Regarding the external world as ultimately unintelligible, it considers our ideas and universals to be merely convenient ways of arranging phenomena, lacking objective validity. Theoretically, therefore, it might be possible to smash all the accepted categories and rearrange phenomena in wholly new combinations. No system would comprehend the whole of experience; by new categories might be at least as adequate as those which we have used hitherto and they would reveal phenomena and relationships of which at present we are ignorant.

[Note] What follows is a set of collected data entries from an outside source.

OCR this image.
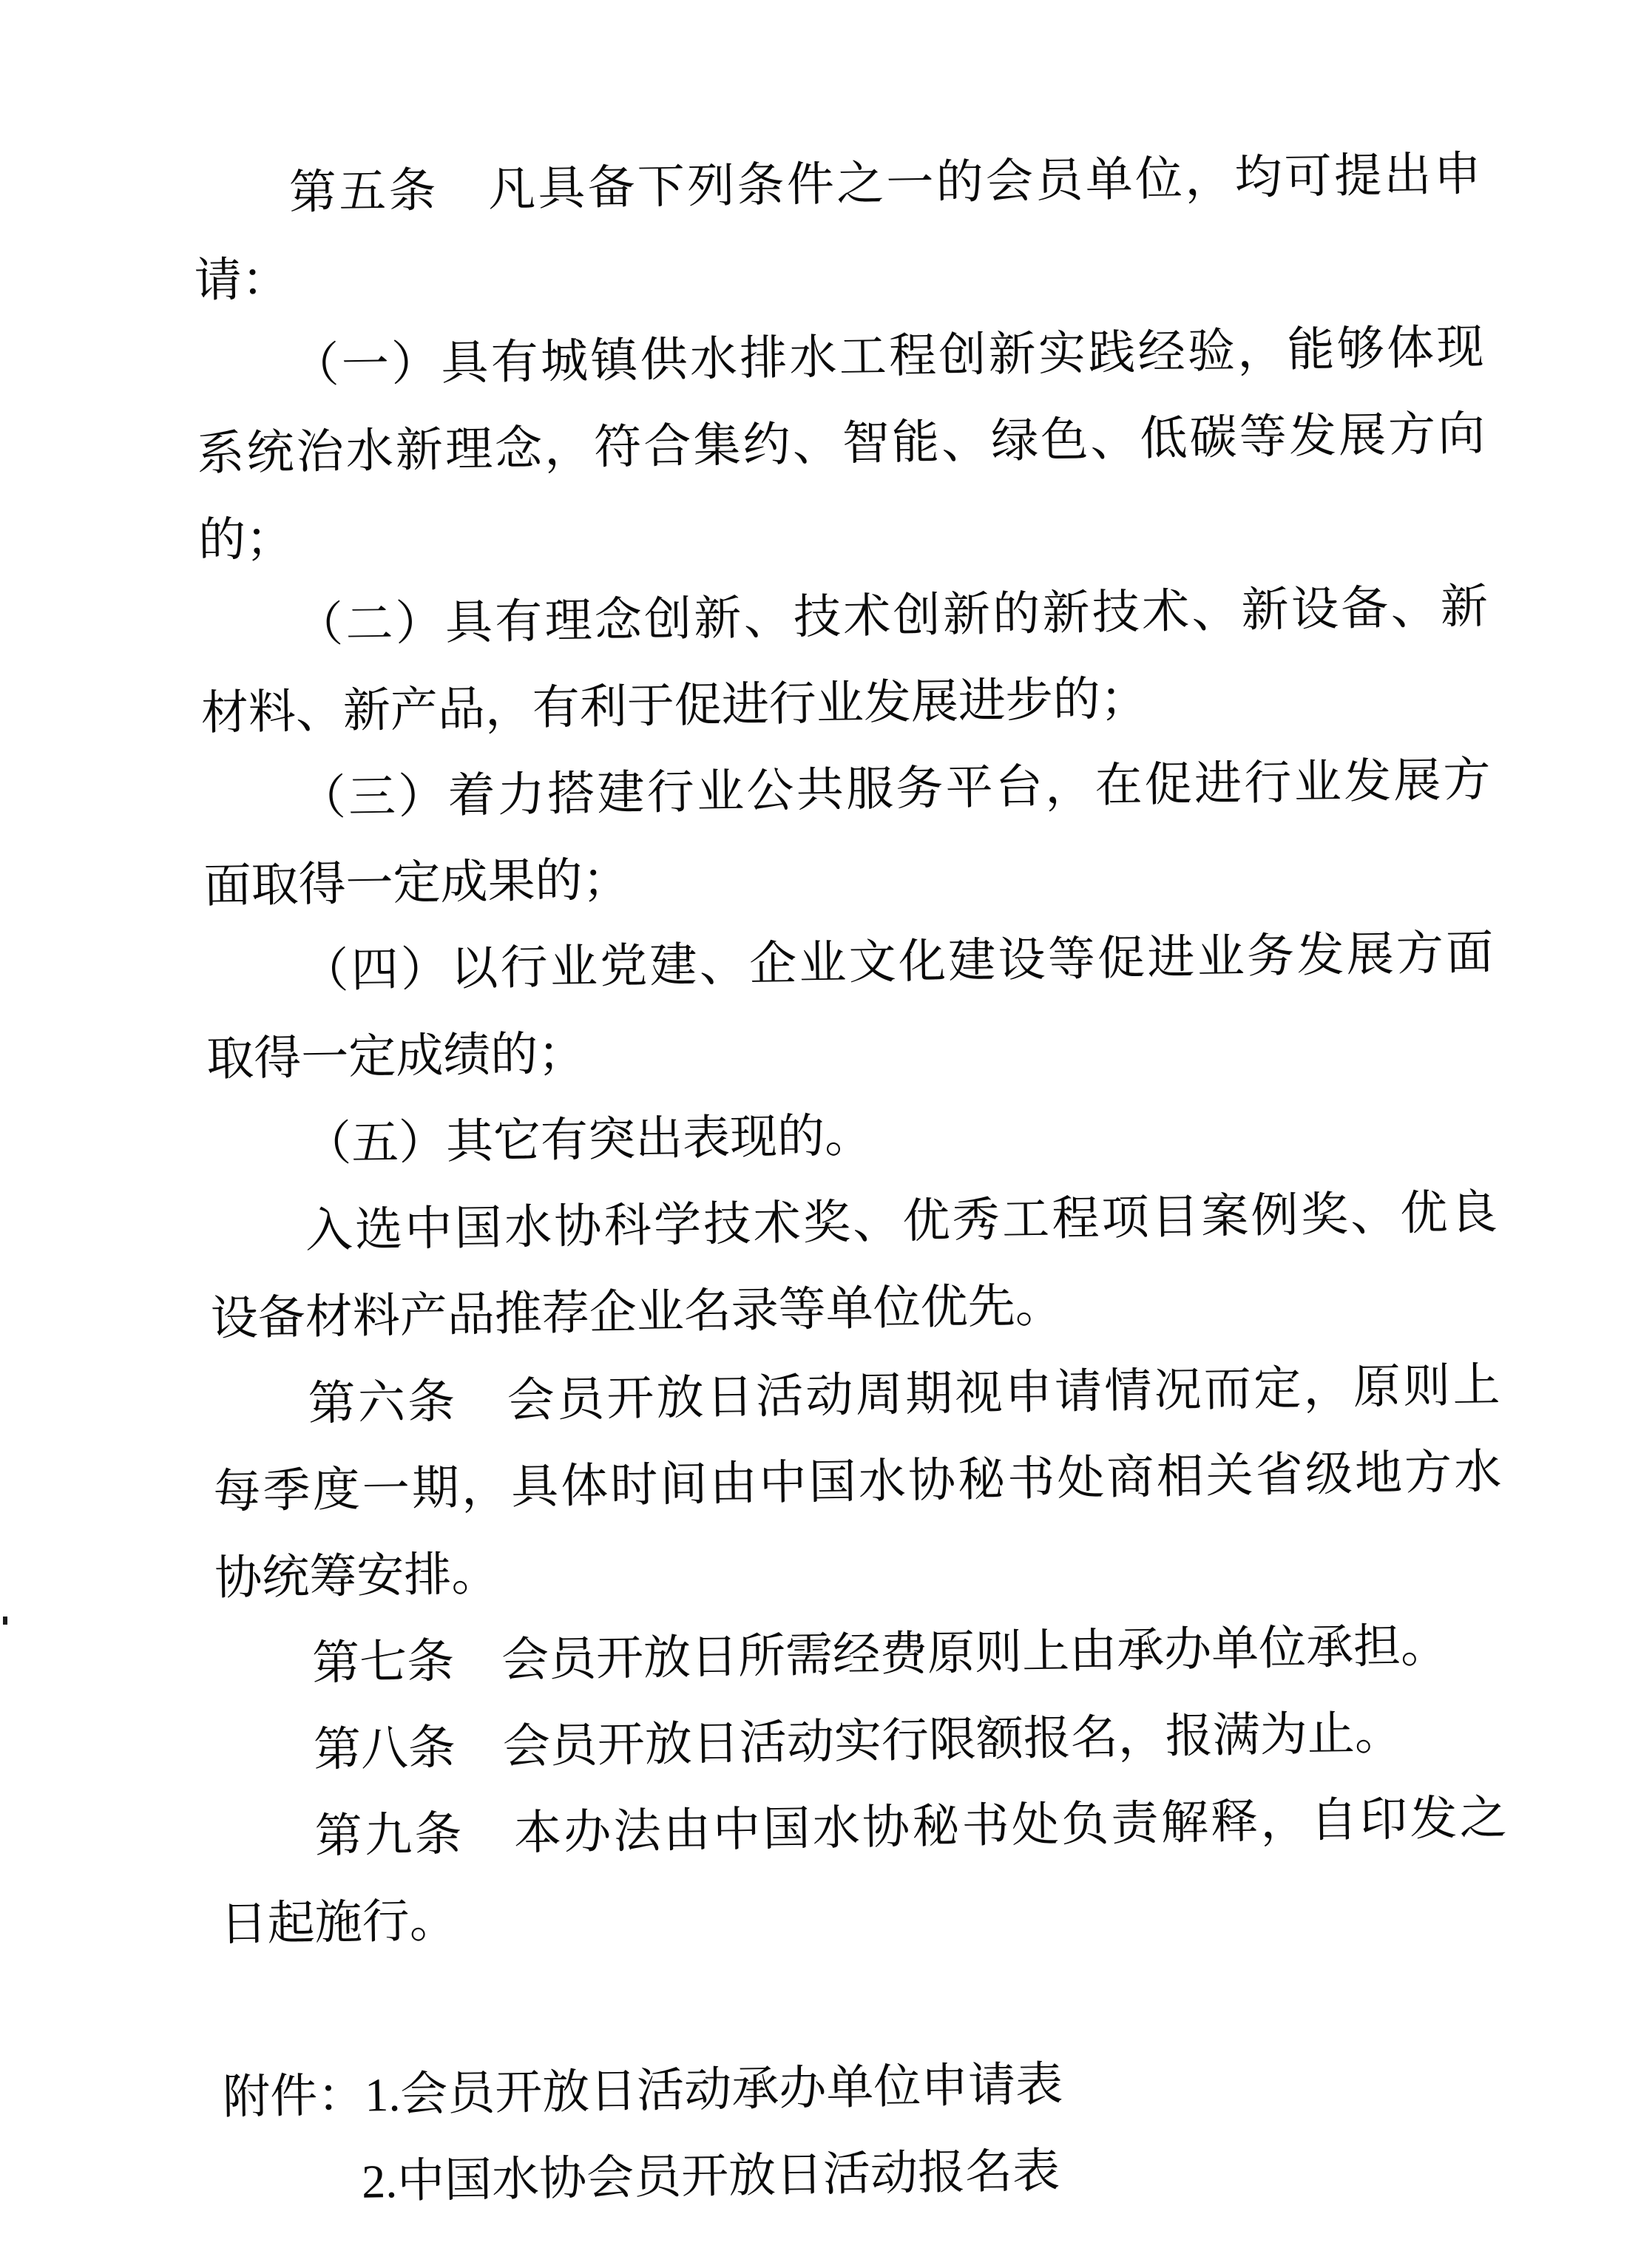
第五条　凡具备下列条件之一的会员单位，均可提出申
请：
（一）具有城镇供水排水工程创新实践经验，能够体现
系统治水新理念，符合集约、智能、绿色、低碳等发展方向
的；
（二）具有理念创新、技术创新的新技术、新设备、新
材料、新产品，有利于促进行业发展进步的；
（三）着力搭建行业公共服务平台，在促进行业发展方
面取得一定成果的；
（四）以行业党建、企业文化建设等促进业务发展方面
取得一定成绩的；
（五）其它有突出表现的。
入选中国水协科学技术奖、优秀工程项目案例奖、优良
设备材料产品推荐企业名录等单位优先。
第六条　会员开放日活动周期视申请情况而定，原则上
每季度一期，具体时间由中国水协秘书处商相关省级地方水
协统筹安排。
第七条　会员开放日所需经费原则上由承办单位承担。
第八条　会员开放日活动实行限额报名，报满为止。
第九条　本办法由中国水协秘书处负责解释，自印发之
日起施行。
附件：1.会员开放日活动承办单位申请表
2.中国水协会员开放日活动报名表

(Quoted in Mike Weaver’s William Carlos Williams: The American Background (1971), a terrific piece of work—I look’d vainly for other Weaver writings after coming across it about a decade back, there’s a Mike Weaver who’s written a number of books about photographers—Julia Margaret Cameron, Alvin Langdon Coburn, Paul Strand, Ansel Adams, et alia . . .) Williams read the piece and proceeded to point it out to Zukofsky in a letter of 17 February 1932. Weaver writes that Parkes’s writing “coincided with the announcement of Objectivism.” That “announcement” itself unwittingly accord’d a sample by Zukofsky’s knack for rearranging “phenomena in wholly new combinations.” In the second paragraph of “An Objective,” after positing a “Desire for what is objectively perfect, inextricably the direction of historic and contemporary particulars, Zukofsky culls a few particulars (one, the “pulled-glass bottle,” decidedly Marainne Moore-ish) and puts them into relation:
It is understood that historic and contemporary particulars may mean a thing or things as well as an event or a chain of events: i.e. an Egyptian pulled-glass bottle in the shape of a fish or oak leaves, as well as the performance of Bach’s Matthew Passion in Leipzig, and the rise of metallurgical plants in Siberia.
That’s not what the objective lens of my eye focus’d, however, as I scanned that quotable. What focus’d: the sense of an “unintelligible” external world. I’d just skimmed some of David Foster Wallace’s introductory essay to The Best American Essays (2007) wherein he considers, in part, the difficulty of writing in the environment of “Total Noise” that is “the sound of our U.S. culture right now”:
a culture and volume of info and spin and rhetoric and context that I know I’m not alone in finding too much to even absorb, much less to try to make sense of or organize into any kind of triage of saliency or value.
Later Wallace refers to the “abyss” of Total Noise, “the seething static of every particular thing and experience, and one’s total freedom of infinite choice about what to choose to attend to and represent and connect and how, and why, etc.” and notes that “such basic absorption, organization, and triage used to be what was required of an educated adult, a.k.a. an informed citizen—” Several things. Isn’t it the case that every era is equally “unintelligible” to its citizenry? If “Total Noise” mounts, don’t the tools for its quelling (rearranging, recombining, see “smash all the accepted categories”) become available in directly correlate numbers and guises? Is the argument itself (info-glut) just another “out,” a ready acceptance of irresponsibility, part of the ever-prolong’d adolescence of the (paradoxically) senescent West? Is mere scavenging off the mounds of info-garbage a worthy task, worthy of a citizen-writer? (Whoever thinks he or she is imply’d here is likely imply’d, meaning “fold’d neatly for the purpose of putting away in a steamer trunk, some artifact of a previous century, of little use to our own.”) One recalls another line of Zukofsky’s definition in “An Objective,” the part disallowing any degradation of responsibility, the moral cough of the selector: “That which is aimed at.”